I'm not sure if it's "normal" to laugh when you write, but I've been having fun working on the fourth book of the Jolie Gentil series.  Jolie remains the focus of the story, and she often has a quirky take on things.  In this book (still called "Any Port in a Storm") a lot of characters are planning for Talk Like a Pirate Day festivities and they are having a blast doing it.  Scoobie is writing limericks in honor of the occasion, and George (Jolie's least favorite newspaper reporter) has employed his talents to design a poster for the event.  You can guess who it features.

Books can be serious, and Jolie and her friends do tackle some real-life problems.  But their humor comes through even then.  My fiction is not autobiographical in any sense, but the characters in this series tend to be amused by the things my friend and I are.  At least I am -- not all of my friends will admit to some of the odd twists my humor takes.

I just came across a neat article on laughter and humor.  You can see from the link title that this is not an article about jokes.  It is a thoughtful piece on the role humor plays in our life, and how it makes our lives better.

Tuesday, April 10, 2012

Any Port in a Storm -- Taking Shape

I have been working on the fourth Jolie Gentil novel, working to make it humorous and "mysterious" but also to keep the situation realistic.  It isn't just any day that a real estate appraiser trips over a dead body, so I am looking for a happy medium between Jolie having a real life and having part of that life be solving the mystery before her. 

Much of Any Port in a Storm revolves around a fundraiser for the food pantry -- Talk Like a Pirate Day.  This true "holiday" takes place each September 19th, and can be celebrated however its celebrants wish.  Naturally, I favor at least some wacky antics.

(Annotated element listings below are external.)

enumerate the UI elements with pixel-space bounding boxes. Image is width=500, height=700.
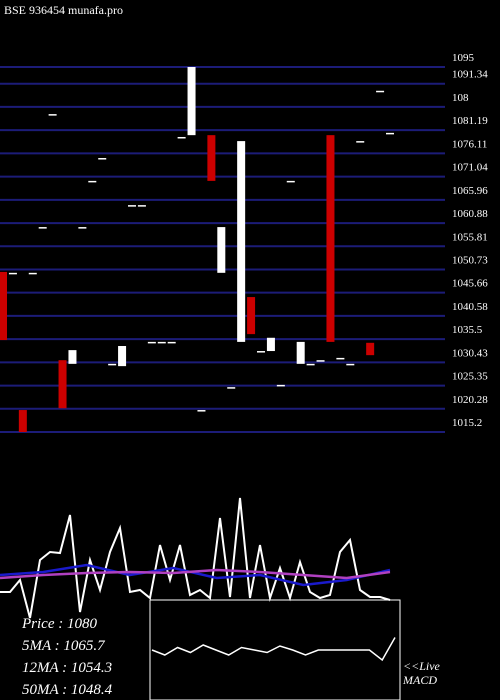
candle-body (38, 227, 47, 229)
candle-body (28, 272, 37, 275)
y-tick-label: 1091.34 (452, 69, 488, 81)
y-tick-label: 1035.5 (452, 324, 483, 336)
candle-body (157, 341, 166, 344)
indicator-line (0, 563, 391, 587)
candle-body (187, 67, 196, 136)
candle-body (58, 360, 67, 409)
candle-body (0, 271, 7, 341)
candle-body (108, 363, 117, 366)
candle-body (18, 410, 27, 432)
candle-body (167, 341, 176, 344)
macd-line (151, 637, 396, 662)
y-tick-label: 1060.88 (452, 208, 488, 220)
candle-body (296, 341, 305, 364)
y-tick-label: 1050.73 (452, 254, 488, 266)
candle-body (147, 341, 156, 344)
candle-body (257, 351, 265, 353)
indicator-line (0, 568, 391, 580)
candle-body (128, 205, 136, 207)
candle-body (8, 272, 17, 275)
info-12ma: 12MA : 1054.3 (22, 660, 112, 676)
candle-body (366, 342, 375, 356)
y-tick-label: 1055.81 (452, 231, 488, 243)
candle-body (376, 90, 385, 93)
candle-body (137, 205, 146, 207)
y-tick-label: 1076.11 (452, 138, 487, 150)
candle-body (88, 180, 97, 183)
candle-body (207, 135, 216, 181)
candle-body (266, 337, 275, 352)
candle-body (197, 410, 206, 412)
indicator-line (0, 497, 391, 619)
y-tick-label: 1040.58 (452, 301, 488, 313)
macd-panel (149, 599, 401, 700)
candle-body (326, 135, 335, 342)
candle-body (316, 360, 325, 362)
y-tick-label: 1030.43 (452, 347, 488, 359)
candle-body (276, 384, 285, 387)
candle-body (336, 357, 345, 360)
candle-body (78, 227, 87, 229)
y-tick-label: 1095 (452, 52, 475, 64)
candle-body (346, 363, 355, 366)
y-tick-label: 1081.19 (452, 115, 488, 127)
y-tick-label: 1045.66 (452, 278, 488, 290)
candle-body (98, 158, 107, 160)
candle-body (48, 114, 57, 116)
macd-label: MACD (402, 673, 437, 687)
candle-body (177, 136, 186, 139)
y-tick-label: 1020.28 (452, 394, 488, 406)
info-5ma: 5MA : 1065.7 (22, 638, 106, 654)
candle-body (217, 227, 226, 273)
y-tick-label: 108 (452, 92, 469, 104)
y-tick-label: 1071.04 (452, 162, 488, 174)
candle-body (227, 387, 236, 389)
chart-title: BSE 936454 munafa.pro (4, 3, 123, 17)
y-tick-label: 1015.2 (452, 417, 482, 429)
y-tick-label: 1025.35 (452, 371, 488, 383)
info-price: Price : 1080 (21, 616, 97, 632)
candle-body (68, 350, 77, 364)
candle-body (386, 132, 394, 135)
info-50ma: 50MA : 1048.4 (22, 682, 113, 698)
candle-body (286, 180, 295, 183)
candle-body (247, 297, 256, 335)
candle-body (237, 141, 246, 342)
candle-body (118, 346, 127, 367)
y-tick-label: 1065.96 (452, 185, 488, 197)
candle-body (306, 363, 315, 366)
candle-body (356, 141, 365, 143)
macd-live: <<Live (403, 659, 441, 673)
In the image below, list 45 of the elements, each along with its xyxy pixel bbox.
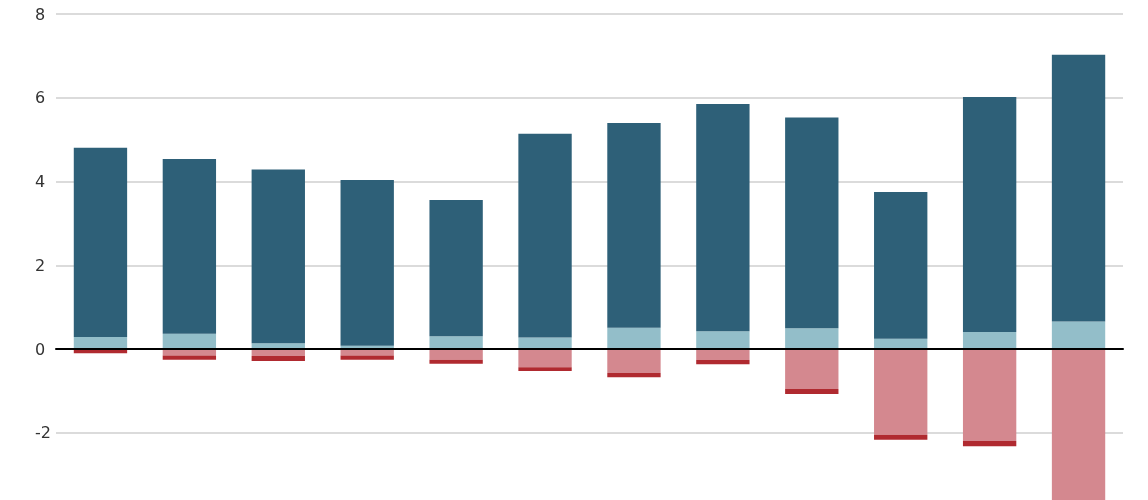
bar [785,349,839,389]
bar [1051,321,1106,350]
bar [340,179,394,346]
bar [696,331,750,350]
bar [518,337,572,350]
bar [874,434,928,440]
bar [429,200,483,337]
y-tick-label: 8 [35,4,46,24]
bar [962,440,1017,447]
bar [607,327,661,350]
y-tick-label: 2 [35,255,46,275]
bar [251,169,305,344]
bar [607,373,661,378]
bar [696,349,750,361]
bar [73,337,128,350]
y-tick-label: 0 [35,339,46,359]
bar [518,349,572,368]
bar [962,349,1017,441]
bar [162,158,217,334]
bar [785,328,839,350]
bar [874,349,928,435]
bar [1051,349,1106,500]
bar [962,331,1017,350]
y-tick-label: 6 [35,88,46,108]
bar [607,122,661,328]
bar [607,349,661,374]
bar [518,133,572,338]
bar [340,355,394,360]
bar [1051,54,1106,322]
bar [429,336,483,350]
bar [785,388,839,394]
bar [874,192,928,339]
bar [251,355,305,361]
y-tick-label: -2 [35,423,51,443]
bar [696,104,750,332]
bar [518,367,572,371]
bar [73,147,128,338]
bar [429,359,483,364]
bar [162,333,217,350]
bar [429,349,483,360]
bar [696,360,750,365]
bar [162,355,217,360]
bar [785,117,839,329]
y-tick-label: 4 [35,172,46,192]
bar [962,96,1017,332]
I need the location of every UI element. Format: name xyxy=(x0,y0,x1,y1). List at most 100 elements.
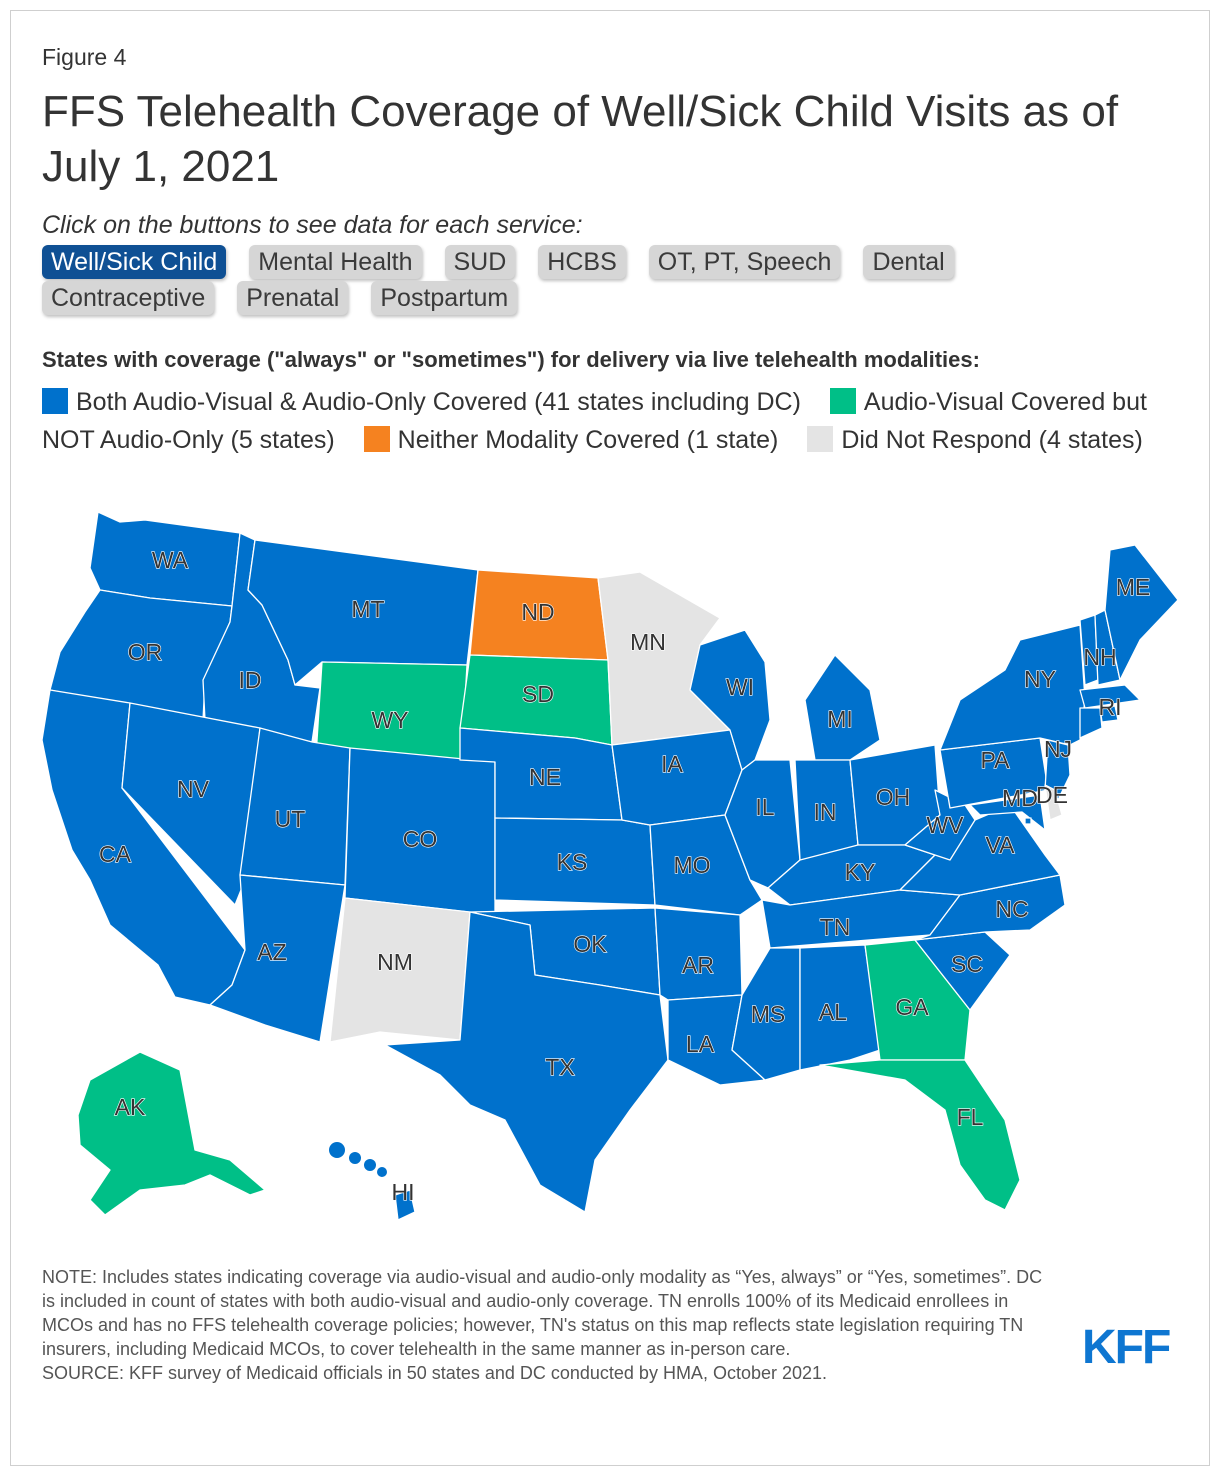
figure-frame xyxy=(10,10,1210,1466)
contraceptive-button[interactable]: Contraceptive xyxy=(42,281,215,315)
us-state-map: WA OR CA ID NV MT WY UT AZ CO NM ND SD NE KS OK TX MN IA MO… xyxy=(41,511,1179,1221)
legend-label-both: Both Audio-Visual & Audio-Only Covered (… xyxy=(76,388,801,416)
state-label-mn: MN xyxy=(630,629,666,655)
state-label-il: IL xyxy=(755,794,774,820)
state-label-tn: TN xyxy=(820,914,851,940)
well-sick-child-button[interactable]: Well/Sick Child xyxy=(42,245,227,279)
state-label-nc: NC xyxy=(995,896,1028,922)
state-label-az: AZ xyxy=(257,939,286,965)
state-label-ri: RI xyxy=(1099,694,1122,720)
legend-swatch-both xyxy=(42,388,68,414)
mental-health-button[interactable]: Mental Health xyxy=(249,245,422,279)
state-label-ne: NE xyxy=(529,764,561,790)
state-ny[interactable] xyxy=(939,624,1086,751)
state-fl[interactable] xyxy=(819,1059,1021,1211)
page-title: FFS Telehealth Coverage of Well/Sick Chi… xyxy=(42,87,1119,191)
footnote: NOTE: Includes states indicating coverag… xyxy=(42,1265,1052,1385)
instructions: Click on the buttons to see data for eac… xyxy=(42,211,583,239)
state-label-ia: IA xyxy=(661,751,683,777)
state-label-nv: NV xyxy=(177,776,210,802)
legend-item-neither: Neither Modality Covered (1 state) xyxy=(363,426,779,454)
state-az[interactable] xyxy=(209,874,346,1043)
legend-label-neither: Neither Modality Covered (1 state) xyxy=(397,426,779,454)
legend: Both Audio-Visual & Audio-Only Covered (… xyxy=(42,383,1182,459)
state-label-hi: HI xyxy=(392,1179,415,1205)
state-label-va: VA xyxy=(986,832,1016,858)
state-ca[interactable] xyxy=(41,689,246,1006)
state-label-mi: MI xyxy=(827,706,853,732)
state-ct[interactable] xyxy=(1079,707,1103,739)
state-label-mo: MO xyxy=(673,852,710,878)
state-label-pa: PA xyxy=(981,747,1011,773)
state-label-me: ME xyxy=(1116,574,1151,600)
state-me[interactable] xyxy=(1104,544,1179,681)
state-dc[interactable] xyxy=(1024,817,1032,825)
state-label-nm: NM xyxy=(377,949,413,975)
ot-pt-speech-button[interactable]: OT, PT, Speech xyxy=(648,245,841,279)
legend-item-av-only: Audio-Visual Covered but NOT Audio-Only … xyxy=(42,388,1147,454)
state-label-wi: WI xyxy=(726,674,754,700)
state-nm[interactable] xyxy=(329,897,471,1043)
state-label-fl: FL xyxy=(957,1104,984,1130)
state-al[interactable] xyxy=(799,944,881,1071)
sud-button[interactable]: SUD xyxy=(444,245,516,279)
hcbs-button[interactable]: HCBS xyxy=(538,245,626,279)
state-label-ks: KS xyxy=(557,849,588,875)
hawaii-island-2 xyxy=(349,1152,361,1164)
postpartum-button[interactable]: Postpartum xyxy=(371,281,518,315)
state-label-la: LA xyxy=(686,1031,715,1057)
legend-item-both: Both Audio-Visual & Audio-Only Covered (… xyxy=(42,388,801,416)
state-label-oh: OH xyxy=(876,784,911,810)
state-label-tx: TX xyxy=(545,1054,574,1080)
state-va[interactable] xyxy=(899,804,1061,896)
state-label-id: ID xyxy=(239,667,262,693)
state-label-wv: WV xyxy=(926,812,964,838)
state-label-ar: AR xyxy=(682,952,714,978)
state-label-or: OR xyxy=(128,639,163,665)
state-label-mt: MT xyxy=(351,596,384,622)
kff-logo: KFF xyxy=(1082,1321,1171,1374)
state-label-in: IN xyxy=(814,799,837,825)
state-nv[interactable] xyxy=(121,702,261,906)
hawaii-island-1 xyxy=(329,1142,345,1158)
legend-swatch-neither xyxy=(363,426,390,452)
state-label-ga: GA xyxy=(895,994,929,1020)
state-label-al: AL xyxy=(819,999,847,1025)
state-label-co: CO xyxy=(403,826,438,852)
state-label-wa: WA xyxy=(152,547,189,573)
state-hi[interactable] xyxy=(394,1189,416,1221)
state-md[interactable] xyxy=(969,794,1046,831)
state-label-ak: AK xyxy=(115,1094,146,1120)
state-label-wy: WY xyxy=(371,707,408,733)
state-label-de: DE xyxy=(1036,782,1068,808)
state-ia[interactable] xyxy=(611,729,743,826)
state-wi[interactable] xyxy=(689,629,771,771)
state-ma[interactable] xyxy=(1079,684,1141,709)
state-label-md: MD xyxy=(1002,785,1038,811)
service-buttons-row-2: Contraceptive Prenatal Postpartum xyxy=(42,281,540,315)
state-label-ca: CA xyxy=(99,841,132,867)
state-mt[interactable] xyxy=(247,539,479,686)
prenatal-button[interactable]: Prenatal xyxy=(237,281,349,315)
state-label-ky: KY xyxy=(845,859,876,885)
state-de[interactable] xyxy=(1044,784,1063,821)
legend-label-av-only: Audio-Visual Covered but NOT Audio-Only … xyxy=(42,388,1147,454)
state-ak[interactable] xyxy=(77,1051,266,1216)
state-label-ut: UT xyxy=(275,806,306,832)
state-label-nd: ND xyxy=(521,599,554,625)
legend-item-no-response: Did Not Respond (4 states) xyxy=(807,426,1143,454)
legend-swatch-av-only xyxy=(829,388,856,414)
legend-swatch-no-response xyxy=(807,426,834,452)
state-ga[interactable] xyxy=(864,939,971,1061)
legend-heading: States with coverage ("always" or "somet… xyxy=(42,347,980,372)
hawaii-island-4 xyxy=(377,1167,387,1177)
dental-button[interactable]: Dental xyxy=(863,245,954,279)
state-tx[interactable] xyxy=(384,911,669,1213)
state-nj[interactable] xyxy=(1044,739,1071,801)
state-label-ms: MS xyxy=(751,1001,786,1027)
source-text: SOURCE: KFF survey of Medicaid officials… xyxy=(42,1363,828,1383)
service-buttons-row-1: Well/Sick Child Mental Health SUD HCBS O… xyxy=(42,245,977,279)
hawaii-island-3 xyxy=(364,1159,376,1171)
state-label-nh: NH xyxy=(1083,644,1116,670)
legend-label-no-response: Did Not Respond (4 states) xyxy=(841,426,1143,454)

Be truthful now, would you keep reading if this were the book opening?

Opening of Any Port in a Storm
Fourth book in the Jolie Gentil Cozy Mystery Series
By Elaine Orr

IF SCOOBIE HAD not been hurt last spring I don't think any of us would have gone for a "Talk Like a Pirate Day" fundraiser for the "Harvest for All Food Pantry."  I was past being amused by Ocean Alley residents who felt compelled to yell "Shiver me timbers" across the grocery store or pretend to thrust a sword at me as I jogged past the Java Jolt coffee shop on the boardwalk.

But for my inveterate friend Scoobie or Lance Wilson, who at ninety plus years old would not be expected to wear a fake eye patch to food pantry committee meetings, such antics are the height of humor.  Lance continues to defy any expectation to maintain decorum, and now that I know that Sylvia, our most stodgy committee member, bought the patch for him, I am resigned to dealing with a lot of slapstick comedy over the next two weeks.

It's not that I'm humorless.  It's just been a crazy year, and I'm up to my eyeballs in appraising real estate, doing more chores at Aunt Madge's Cozy Corner Bed and Breakfast, and chairing the Harvest for All Food Pantry Committee at First Prez.  On top of that, Scoobie just went back to college to get his associate's degree as an x-ray technician.  That's great, but it cuts down on his time to help with planning "Talk Like a Pirate Day."  Though 'help' would be a stretch, since he spends most of his free time writing pirate limericks.